US 11,924,227 B2
Hybrid unsupervised machine learning framework for industrial control system intrusion detection
Jiaxing Pi, Weehawken, NJ (US); Dong Wei, Edison, NJ (US); Leandro Pfleger de Aguiar, Robbinsville, NJ (US); Honggang Wang, Edison, NJ (US); and Saman Zonouz, Edison, NJ (US)
Assigned to SIEMENS AKTIENGESELLSCHAFT, Munich (DE); and Rutgers University, New Brunswick, NJ (US)
Appl. No. 17/259,010
Filed by Siemens Aktiengesellschaft, Munich (DE); and Rutgers University, New Brunswick, NJ (US)
PCT Filed Jun. 18, 2019, PCT No. PCT/US2019/037600
§ 371(c)(1), (2) Date Jan. 8, 2021,
PCT Pub. No. WO2020/013958, PCT Pub. Date Jan. 16, 2020.
Claims priority of provisional application 62/695,873, filed on Jul. 10, 2018.

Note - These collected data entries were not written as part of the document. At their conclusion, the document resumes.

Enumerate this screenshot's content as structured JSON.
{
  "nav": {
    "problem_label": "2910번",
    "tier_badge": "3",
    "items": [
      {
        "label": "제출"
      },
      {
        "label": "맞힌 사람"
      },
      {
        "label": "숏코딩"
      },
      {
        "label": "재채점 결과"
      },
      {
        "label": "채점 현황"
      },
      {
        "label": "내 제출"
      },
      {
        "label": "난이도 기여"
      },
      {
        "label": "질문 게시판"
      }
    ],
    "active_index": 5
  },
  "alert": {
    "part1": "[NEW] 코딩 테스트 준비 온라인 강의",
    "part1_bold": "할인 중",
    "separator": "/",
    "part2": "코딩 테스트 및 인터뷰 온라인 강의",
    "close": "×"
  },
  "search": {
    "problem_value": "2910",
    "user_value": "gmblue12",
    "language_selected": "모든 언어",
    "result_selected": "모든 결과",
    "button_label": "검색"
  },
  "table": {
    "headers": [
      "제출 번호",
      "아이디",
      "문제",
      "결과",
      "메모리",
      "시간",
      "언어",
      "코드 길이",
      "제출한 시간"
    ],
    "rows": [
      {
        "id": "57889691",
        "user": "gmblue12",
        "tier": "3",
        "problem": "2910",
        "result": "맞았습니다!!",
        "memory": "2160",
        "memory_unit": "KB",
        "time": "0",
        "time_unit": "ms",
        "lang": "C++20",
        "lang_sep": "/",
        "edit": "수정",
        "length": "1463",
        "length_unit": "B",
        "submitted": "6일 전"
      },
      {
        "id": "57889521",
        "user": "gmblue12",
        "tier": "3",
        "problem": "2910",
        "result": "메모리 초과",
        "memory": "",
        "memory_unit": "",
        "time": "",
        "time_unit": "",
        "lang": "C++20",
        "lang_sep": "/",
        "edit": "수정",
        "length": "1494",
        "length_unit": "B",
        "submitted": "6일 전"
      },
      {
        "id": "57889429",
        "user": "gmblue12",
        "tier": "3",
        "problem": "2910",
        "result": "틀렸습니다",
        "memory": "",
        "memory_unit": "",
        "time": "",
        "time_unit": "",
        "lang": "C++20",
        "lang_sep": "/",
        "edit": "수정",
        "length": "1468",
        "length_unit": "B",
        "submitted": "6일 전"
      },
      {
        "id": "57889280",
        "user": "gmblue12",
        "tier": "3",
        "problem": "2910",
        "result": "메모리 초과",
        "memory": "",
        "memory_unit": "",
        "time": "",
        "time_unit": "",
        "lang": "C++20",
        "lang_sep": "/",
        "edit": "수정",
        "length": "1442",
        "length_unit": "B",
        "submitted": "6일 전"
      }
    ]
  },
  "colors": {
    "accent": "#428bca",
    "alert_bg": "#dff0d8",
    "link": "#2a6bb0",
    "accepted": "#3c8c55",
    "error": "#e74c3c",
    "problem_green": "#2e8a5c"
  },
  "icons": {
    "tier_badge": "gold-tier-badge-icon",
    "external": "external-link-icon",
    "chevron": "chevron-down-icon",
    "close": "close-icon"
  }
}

Prior Publication US 2021/0306356 A1, Sep. 30, 2021
Int. Cl. H04L 9/40 (2022.01)
CPC H04L 63/1416 (2013.01) [H04L 63/1425 (2013.01); H04L 63/1466 (2013.01)] 20 Claims
OG exemplary drawing
 
1. A method of protecting an industrial system from cyberattacks, the method comprising:
collecting initial operating data from a plurality of sensors each positioned within the industrial system and operable to monitor an operating parameter of the industrial system;
analyzing the initial operating data to develop a program that includes a time-series database including expected operating ranges for each operating parameter, a clustering-based database that includes clusters of operating parameters having similarities, and a correlation database that includes pairs of operating parameters that show a correlation in their initial operating data;
operating the program including the time-series database, the clustering-based database, and the correlation database in a computer, the program operable to receive current operating data and to analyze that operating data in view of each of the time-series database, the clustering-based database, and the correlation database; and
triggering an alarm in response to the analysis of the current operating data indicating at least one of an operating parameter outside of an expected range, a change in the expected clustering, and a variation in a correlation.